Enchiladas with Cheddar

by Editorial Staff

Summary

Prep Time 40 mins
Cook Time 20 hrs
Total Time 20 hrs 40 mins
Course Main Course
Cuisine European
Servings (Default: 6)

Ingredients

  • 600 g minced meat, mixed
  • 500 g tomatoes, passed
  • 1 can corn à 285 net
  • 150 g cheddar cheese
  • 6 tortilla (s)
  • 2 bell pepper (s), green
  • 2 medium onion (s)
  • 3 clove (s) garlic
  • olive oil
  • butter
  • salt and pepper
  • Paprika powder
  • Cumin powder
  • sugar
  • 1 chilli pepper (s)
Enchiladas with Cheddar
Enchiladas with Cheddar

Instructions

  1. Skin and dice the onions, peel and chop the garlic. Halve the peppers and
  2. Core, wash and finely dice. Wash and core the chilli. Chop small.
  3. Sauté onions, garlic, paprika and chilli with oil.
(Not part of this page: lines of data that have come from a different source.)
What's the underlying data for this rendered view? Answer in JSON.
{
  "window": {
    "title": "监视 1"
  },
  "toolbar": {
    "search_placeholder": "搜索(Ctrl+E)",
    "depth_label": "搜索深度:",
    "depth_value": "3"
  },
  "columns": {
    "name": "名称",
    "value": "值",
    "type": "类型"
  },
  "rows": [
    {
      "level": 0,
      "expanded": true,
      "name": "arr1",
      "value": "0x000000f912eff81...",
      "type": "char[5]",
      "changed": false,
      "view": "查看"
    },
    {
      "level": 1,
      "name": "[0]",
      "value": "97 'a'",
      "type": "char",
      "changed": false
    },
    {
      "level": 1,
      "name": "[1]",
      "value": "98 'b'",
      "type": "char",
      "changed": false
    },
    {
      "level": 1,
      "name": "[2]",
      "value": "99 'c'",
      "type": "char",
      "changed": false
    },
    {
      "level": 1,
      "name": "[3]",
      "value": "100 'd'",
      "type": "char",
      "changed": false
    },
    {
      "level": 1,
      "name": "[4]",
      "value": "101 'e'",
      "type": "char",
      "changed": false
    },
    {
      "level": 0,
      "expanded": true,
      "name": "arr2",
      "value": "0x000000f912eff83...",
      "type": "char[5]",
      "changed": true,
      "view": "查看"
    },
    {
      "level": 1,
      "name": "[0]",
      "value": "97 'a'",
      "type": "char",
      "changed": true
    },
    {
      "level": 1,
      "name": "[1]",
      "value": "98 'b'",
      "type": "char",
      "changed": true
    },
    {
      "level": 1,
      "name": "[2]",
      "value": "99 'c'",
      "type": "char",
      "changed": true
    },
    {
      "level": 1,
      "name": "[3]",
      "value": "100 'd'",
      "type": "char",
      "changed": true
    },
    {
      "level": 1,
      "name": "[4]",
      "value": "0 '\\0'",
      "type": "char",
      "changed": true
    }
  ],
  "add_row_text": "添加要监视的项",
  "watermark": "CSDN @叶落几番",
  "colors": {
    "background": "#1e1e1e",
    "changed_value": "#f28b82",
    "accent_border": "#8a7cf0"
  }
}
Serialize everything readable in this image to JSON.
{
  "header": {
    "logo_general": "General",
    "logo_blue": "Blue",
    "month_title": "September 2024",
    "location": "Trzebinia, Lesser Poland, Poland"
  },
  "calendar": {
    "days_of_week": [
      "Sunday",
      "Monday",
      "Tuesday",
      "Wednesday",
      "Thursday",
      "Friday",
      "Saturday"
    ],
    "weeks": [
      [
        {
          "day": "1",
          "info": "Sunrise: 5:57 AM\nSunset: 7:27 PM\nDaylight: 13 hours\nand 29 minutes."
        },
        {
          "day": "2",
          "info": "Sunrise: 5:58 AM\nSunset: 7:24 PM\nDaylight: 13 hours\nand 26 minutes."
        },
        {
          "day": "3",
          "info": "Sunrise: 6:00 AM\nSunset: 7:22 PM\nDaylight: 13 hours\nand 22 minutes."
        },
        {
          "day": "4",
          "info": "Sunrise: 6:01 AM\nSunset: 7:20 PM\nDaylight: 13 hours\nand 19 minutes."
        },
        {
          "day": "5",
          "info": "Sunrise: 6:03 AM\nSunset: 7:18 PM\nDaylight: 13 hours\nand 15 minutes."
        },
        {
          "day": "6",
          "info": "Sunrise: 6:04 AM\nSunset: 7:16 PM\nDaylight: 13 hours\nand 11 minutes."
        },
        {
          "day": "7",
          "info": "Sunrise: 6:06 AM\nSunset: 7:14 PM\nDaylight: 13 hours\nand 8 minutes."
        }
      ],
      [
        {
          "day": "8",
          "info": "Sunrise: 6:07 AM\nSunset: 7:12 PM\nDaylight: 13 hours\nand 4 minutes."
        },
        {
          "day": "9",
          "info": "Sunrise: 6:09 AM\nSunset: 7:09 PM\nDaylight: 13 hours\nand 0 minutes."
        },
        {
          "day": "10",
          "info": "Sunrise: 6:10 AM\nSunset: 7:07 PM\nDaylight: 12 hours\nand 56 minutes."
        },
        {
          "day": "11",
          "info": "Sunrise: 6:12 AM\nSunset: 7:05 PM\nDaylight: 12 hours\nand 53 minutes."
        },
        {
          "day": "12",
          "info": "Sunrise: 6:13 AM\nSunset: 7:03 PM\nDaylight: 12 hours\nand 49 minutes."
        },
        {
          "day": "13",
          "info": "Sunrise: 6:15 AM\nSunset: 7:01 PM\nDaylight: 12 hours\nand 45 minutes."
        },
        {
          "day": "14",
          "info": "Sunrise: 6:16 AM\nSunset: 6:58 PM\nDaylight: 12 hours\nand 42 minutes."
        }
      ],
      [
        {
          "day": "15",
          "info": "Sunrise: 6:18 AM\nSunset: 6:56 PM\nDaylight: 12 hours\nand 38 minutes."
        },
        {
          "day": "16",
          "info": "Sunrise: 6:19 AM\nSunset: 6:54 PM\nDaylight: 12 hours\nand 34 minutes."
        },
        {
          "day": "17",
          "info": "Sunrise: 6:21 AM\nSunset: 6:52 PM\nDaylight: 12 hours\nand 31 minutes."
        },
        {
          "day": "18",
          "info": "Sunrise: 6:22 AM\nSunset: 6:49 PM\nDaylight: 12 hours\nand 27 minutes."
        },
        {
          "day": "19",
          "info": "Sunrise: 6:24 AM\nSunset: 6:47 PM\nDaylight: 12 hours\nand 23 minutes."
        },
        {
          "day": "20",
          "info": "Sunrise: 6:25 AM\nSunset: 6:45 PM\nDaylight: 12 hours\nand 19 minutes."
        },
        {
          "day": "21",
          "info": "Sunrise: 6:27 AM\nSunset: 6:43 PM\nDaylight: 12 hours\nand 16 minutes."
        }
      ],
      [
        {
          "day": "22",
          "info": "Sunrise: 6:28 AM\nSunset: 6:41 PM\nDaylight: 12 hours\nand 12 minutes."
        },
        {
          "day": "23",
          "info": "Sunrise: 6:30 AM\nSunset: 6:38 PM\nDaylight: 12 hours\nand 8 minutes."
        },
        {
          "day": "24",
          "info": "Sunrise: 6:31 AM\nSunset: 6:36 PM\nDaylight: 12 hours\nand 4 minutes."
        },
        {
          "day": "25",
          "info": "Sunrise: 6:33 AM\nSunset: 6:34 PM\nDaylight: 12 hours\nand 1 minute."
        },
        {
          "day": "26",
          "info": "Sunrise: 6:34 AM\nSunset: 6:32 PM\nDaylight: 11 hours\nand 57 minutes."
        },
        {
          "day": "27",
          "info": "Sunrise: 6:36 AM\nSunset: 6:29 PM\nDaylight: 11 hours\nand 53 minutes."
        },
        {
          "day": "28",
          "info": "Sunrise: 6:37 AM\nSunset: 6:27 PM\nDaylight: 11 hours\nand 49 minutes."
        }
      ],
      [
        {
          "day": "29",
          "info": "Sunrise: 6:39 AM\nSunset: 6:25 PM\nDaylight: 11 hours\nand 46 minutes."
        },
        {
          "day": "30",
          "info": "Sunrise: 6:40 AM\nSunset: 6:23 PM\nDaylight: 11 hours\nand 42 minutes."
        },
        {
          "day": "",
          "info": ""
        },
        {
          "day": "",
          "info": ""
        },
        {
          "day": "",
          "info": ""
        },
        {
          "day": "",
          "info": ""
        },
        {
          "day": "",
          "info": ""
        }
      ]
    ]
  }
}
Salt and pepper. Add the mince and fry until crumbly. Add the tomato and bring to the boil. Season with salt, pepper, paprika powder, cumin and sugar. Drain and add corn.
  4. Heat the oven to 200 ° C or the fan oven to 180 ° C. Grease the baking dish. Grate the cheese.
  5. Fill the wraps with the mince mixture and half of the cheese, roll up and place in the mold. Spread the remaining mince on the wraps and sprinkle with the remaining cheese.
  6. Bake enchiladas in the oven for about 20 minutes.